Chechen leader Ramzan Kadyrov.

Amid deadly clashes between pro-Russian separatists and Ukrainian security forces in eastern Ukraine, reports that militants from the Russian republic of Chechnya have joined the insurgents have been buzzing on Russian social media for weeks.

As videos and photos purportedly showing Chechen militants in Ukraine emerged on the web, their presence — which has not been confirmed by Russian state organs — has garnered vast public attention, both in Russia and abroad.

In Russia, this attention is attributable, in part, to the psychological associations people have toward Chechens, even years after the end of the Chechen wars, according to analysts.

"Both Chechen wars marked the Russian collective imagination," said Ivan Sukhov, a Moscow journalist specialized on Caucasus issues. "It was a truly dramatic story, and this trauma remains in Russian society. This is why Chechen fighters gain immediate resonance with the public."

Chechen separatists and Islamic radicals, who waged two bloody wars against Moscow and have taken responsibility for a number of terrorist attacks throughout Russia over the past two decades, have forged a reputation as fierce fighters.

Chechen militants who struck in Moscow and other Russian cities under the leadership of Doku Umarov, Russia's most wanted man who was killed earlier this year, have been "wheeled around to breed fear, to draw attention," said Tanya Lokshina, Russia program director at Human Rights Watch.

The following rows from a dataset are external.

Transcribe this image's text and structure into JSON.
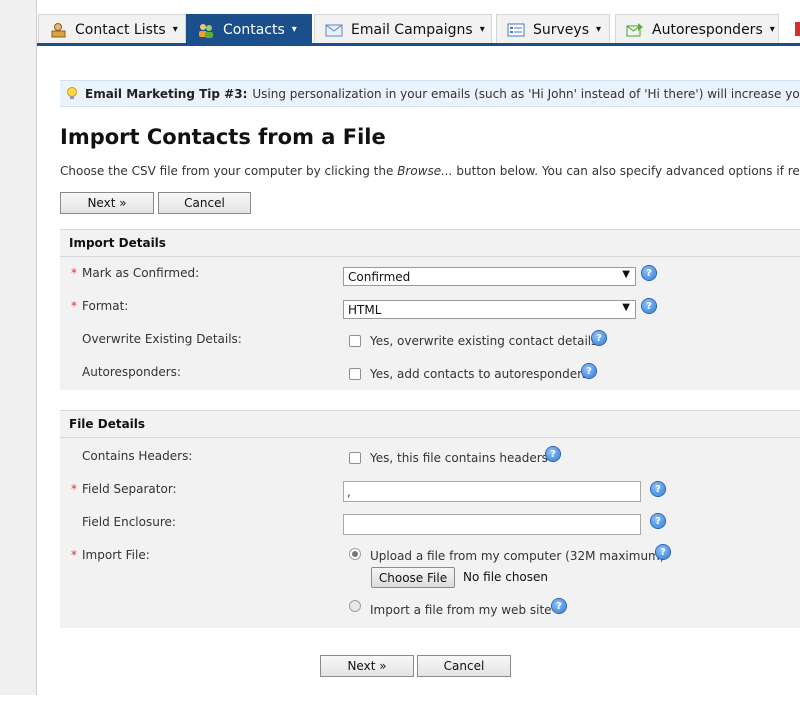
{
  "nav": {
    "tabs": [
      {
        "label": "Contact Lists",
        "icon": "contact-lists-icon",
        "active": false
      },
      {
        "label": "Contacts",
        "icon": "contacts-icon",
        "active": true
      },
      {
        "label": "Email Campaigns",
        "icon": "email-icon",
        "active": false
      },
      {
        "label": "Surveys",
        "icon": "surveys-icon",
        "active": false
      },
      {
        "label": "Autoresponders",
        "icon": "autoresponders-icon",
        "active": false
      }
    ],
    "caret": "▾",
    "accent_color": "#1b4f8b"
  },
  "tip": {
    "title": "Email Marketing Tip #3:",
    "text": "Using personalization in your emails (such as 'Hi John' instead of 'Hi there') will increase your ope"
  },
  "page": {
    "title": "Import Contacts from a File",
    "intro_before": "Choose the CSV file from your computer by clicking the ",
    "intro_em": "Browse...",
    "intro_after": " button below. You can also specify advanced options if required."
  },
  "buttons": {
    "next": "Next »",
    "cancel": "Cancel"
  },
  "import_details": {
    "heading": "Import Details",
    "mark_confirmed": {
      "label": "Mark as Confirmed:",
      "value": "Confirmed"
    },
    "format": {
      "label": "Format:",
      "value": "HTML"
    },
    "overwrite": {
      "label": "Overwrite Existing Details:",
      "option": "Yes, overwrite existing contact details"
    },
    "autoresponders": {
      "label": "Autoresponders:",
      "option": "Yes, add contacts to autoresponders"
    }
  },
  "file_details": {
    "heading": "File Details",
    "contains_headers": {
      "label": "Contains Headers:",
      "option": "Yes, this file contains headers"
    },
    "field_separator": {
      "label": "Field Separator:",
      "value": ","
    },
    "field_enclosure": {
      "label": "Field Enclosure:",
      "value": ""
    },
    "import_file": {
      "label": "Import File:",
      "upload_option": "Upload a file from my computer (32M maximum)",
      "choose_file": "Choose File",
      "no_file": "No file chosen",
      "website_option": "Import a file from my web site"
    }
  },
  "required_marker": "*",
  "help_glyph": "?"
}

Forces run by pro-Moscow Chechen leader Ramzan Kadyrov have also become a notoriously fearsome group routinely associated over the past decade with demonstrative violence, torture and extrajudicial killings.

On Wednesday, Kadyrov denied that his men were involved in the violence in Ukraine, though he conceded that there could be maverick Chechen volunteers among the separatist insurgents there.

"There are 3 million Chechens and two-thirds of them live outside the republic, including in the West," Kadyrov wrote on Instagram. "We cannot and should not know where each one of them goes."

But the Russian public's interest in reports on Chechen militants does not only stem from their reputation as ruthless combatants, said Alexei Makarkin, deputy director of the Moscow-based think tank Center for Political Technologies.

"Russians' attitudes toward Chechens have evolved in the last few decades," Makarkin said. "During the Chechen wars, Chechens fought against Russia. With Kadyrov in power now, Chechens are viewed as being on the Russians' side, and for those who support the cause of the pro-Russian separatists in eastern Ukraine, reports of Chechen fighters are perceived as good news."

Makarkin said that Kadyrov's close ties to President Vladimir Putin, who has supported the Chechen leader since his accession to power in 2007, have led pro-Russian separatists and their supporters to believe Russia is taking an active part in fighting the Ukrainian security forces.

Lokshina, who was in eastern Ukraine earlier this week, said locals identify anyone among the pro-Russian separatists with a  "fierce appearance and tanned skin " as Chechens.

"The population jumps to conclusions about the identity of militants simply based on appearances," Lokshina said, suggesting that people there associate militants with Chechnya. "They call them Chechens and do not even consider that they could come from other parts of the Caucasus."